For Okemefula, the devaluation of the naira against the dollar has adverse effects on his business.

“The dollar rate affects us, because we pay for our software in dollars. If I want to unlock a phone, I have to pay in dollars for the software. One has to keep charging more money, based on the rates, so that you can get some change,” he said.

He also identified the inadequate power supply as another issue affecting business in the market.

In April 2021, the World Bank described Nigeria as the country with the least access to electricity globally, having dropped below the Democratic Republic of Congo.

Despite an estimated population of 200 million, Nigeria distributes only about 4000MWs of electricity instead of at least 200,000MWs based on global best practices.

Over 92 million Nigerians lack access to electricity, according to the Energy Progress Report, by the International Energy Agency (IEA) in 2022.

Some entrepreneurs like Okemefula rely on fuel-powered generator sets to back up electricity supply for their businesses, which spikes the cost of services.

Johnson Simon, who works as an attendant in one of the food shops at the market, also spoke on the inadequate power supply.

“Before, we were using one Mikano generator set. People were contributing money weekly. But now, the generator for our line is spoilt, so unless you buy your own generator, you have to depend on NEPA light,” he said, referring to the electricity distribution company.

He said a minimum of N3,000 is usually spent on fuel weekly, which amounts to N12,000 a month and N144,000 annually.

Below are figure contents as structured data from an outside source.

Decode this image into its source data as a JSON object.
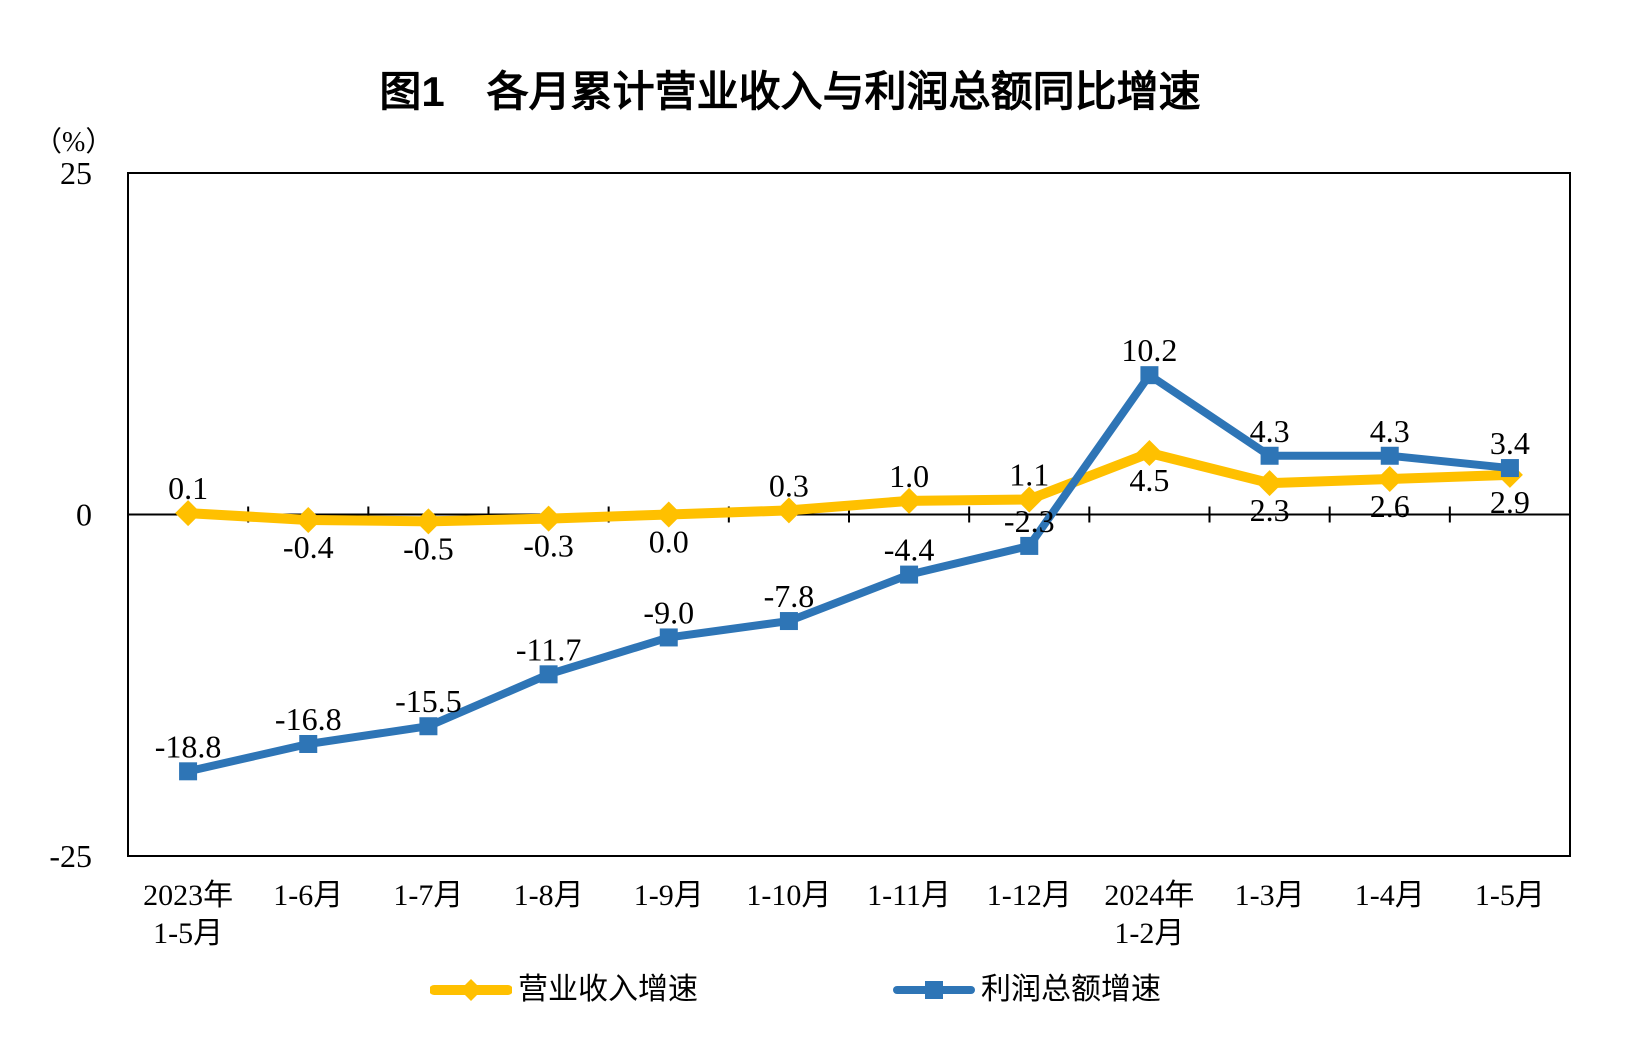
{
  "chart_data": {
    "type": "line",
    "title": "图1　各月累计营业收入与利润总额同比增速",
    "unit_label": "（%）",
    "y_axis": {
      "min": -25,
      "max": 25,
      "tick_values": [
        25,
        0,
        -25
      ],
      "tick_labels": [
        "25",
        "0",
        "-25"
      ]
    },
    "categories": [
      {
        "line1": "2023年",
        "line2": "1-5月"
      },
      {
        "line1": "1-6月",
        "line2": ""
      },
      {
        "line1": "1-7月",
        "line2": ""
      },
      {
        "line1": "1-8月",
        "line2": ""
      },
      {
        "line1": "1-9月",
        "line2": ""
      },
      {
        "line1": "1-10月",
        "line2": ""
      },
      {
        "line1": "1-11月",
        "line2": ""
      },
      {
        "line1": "1-12月",
        "line2": ""
      },
      {
        "line1": "2024年",
        "line2": "1-2月"
      },
      {
        "line1": "1-3月",
        "line2": ""
      },
      {
        "line1": "1-4月",
        "line2": ""
      },
      {
        "line1": "1-5月",
        "line2": ""
      }
    ],
    "series": [
      {
        "name": "营业收入增速",
        "color": "#FFC000",
        "marker": "diamond",
        "values": [
          0.1,
          -0.4,
          -0.5,
          -0.3,
          0.0,
          0.3,
          1.0,
          1.1,
          4.5,
          2.3,
          2.6,
          2.9
        ],
        "labels": [
          "0.1",
          "-0.4",
          "-0.5",
          "-0.3",
          "0.0",
          "0.3",
          "1.0",
          "1.1",
          "4.5",
          "2.3",
          "2.6",
          "2.9"
        ],
        "label_positions": [
          "above",
          "below",
          "below",
          "below",
          "below",
          "above",
          "above",
          "above",
          "below",
          "below",
          "below",
          "below"
        ]
      },
      {
        "name": "利润总额增速",
        "color": "#2E75B6",
        "marker": "square",
        "values": [
          -18.8,
          -16.8,
          -15.5,
          -11.7,
          -9.0,
          -7.8,
          -4.4,
          -2.3,
          10.2,
          4.3,
          4.3,
          3.4
        ],
        "labels": [
          "-18.8",
          "-16.8",
          "-15.5",
          "-11.7",
          "-9.0",
          "-7.8",
          "-4.4",
          "-2.3",
          "10.2",
          "4.3",
          "4.3",
          "3.4"
        ],
        "label_positions": [
          "above",
          "above",
          "above",
          "above",
          "above",
          "above",
          "above",
          "above",
          "above",
          "above",
          "above",
          "above"
        ]
      }
    ],
    "legend": {
      "position": "bottom",
      "items": [
        "营业收入增速",
        "利润总额增速"
      ]
    },
    "grid": "off"
  }
}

A 2021 report by the World Bank estimated the economic cost of power shortages in Nigeria to be $28 billion, about 2 per cent of the country’s Gross Domestic Product (GDP).






     

     

    Oftentimes, getting petrol is an arduous task for entrepreneurs, as the country suffers from recurrent episodes of fuel scarcity, due to dysfunctional refineries and a heavy dependence on imported fuel, despite being one of the largest oil-producing states globally.

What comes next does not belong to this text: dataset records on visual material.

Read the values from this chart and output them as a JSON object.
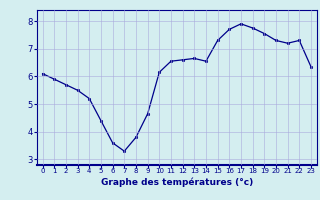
{
  "x": [
    0,
    1,
    2,
    3,
    4,
    5,
    6,
    7,
    8,
    9,
    10,
    11,
    12,
    13,
    14,
    15,
    16,
    17,
    18,
    19,
    20,
    21,
    22,
    23
  ],
  "y": [
    6.1,
    5.9,
    5.7,
    5.5,
    5.2,
    4.4,
    3.6,
    3.3,
    3.8,
    4.65,
    6.15,
    6.55,
    6.6,
    6.65,
    6.55,
    7.3,
    7.7,
    7.9,
    7.75,
    7.55,
    7.3,
    7.2,
    7.3,
    6.35
  ],
  "xlim": [
    -0.5,
    23.5
  ],
  "ylim": [
    2.8,
    8.4
  ],
  "yticks": [
    3,
    4,
    5,
    6,
    7,
    8
  ],
  "xticks": [
    0,
    1,
    2,
    3,
    4,
    5,
    6,
    7,
    8,
    9,
    10,
    11,
    12,
    13,
    14,
    15,
    16,
    17,
    18,
    19,
    20,
    21,
    22,
    23
  ],
  "xlabel": "Graphe des températures (°c)",
  "line_color": "#00008b",
  "marker_color": "#00008b",
  "bg_color": "#d4eef0",
  "grid_color": "#aaaadd",
  "axis_color": "#00008b",
  "tick_label_color": "#00008b",
  "xlabel_color": "#00008b",
  "spine_bottom_color": "#00008b"
}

    However, Isiaka thinks that business generally thrives in the market, and though operating a different line of the same business, Okeke shares similar sentiments with him.

    After over five years spent selling phone accessories at the Zone 1 GSM Village, Okeke argues that business is good, as one could make at least N5,000 in profit from selling phone accessories on a bad market day.

    But as he locks up every evening, the aluminium door of his mobile container shop is a constant reminder that the market is yet another temporary settlement.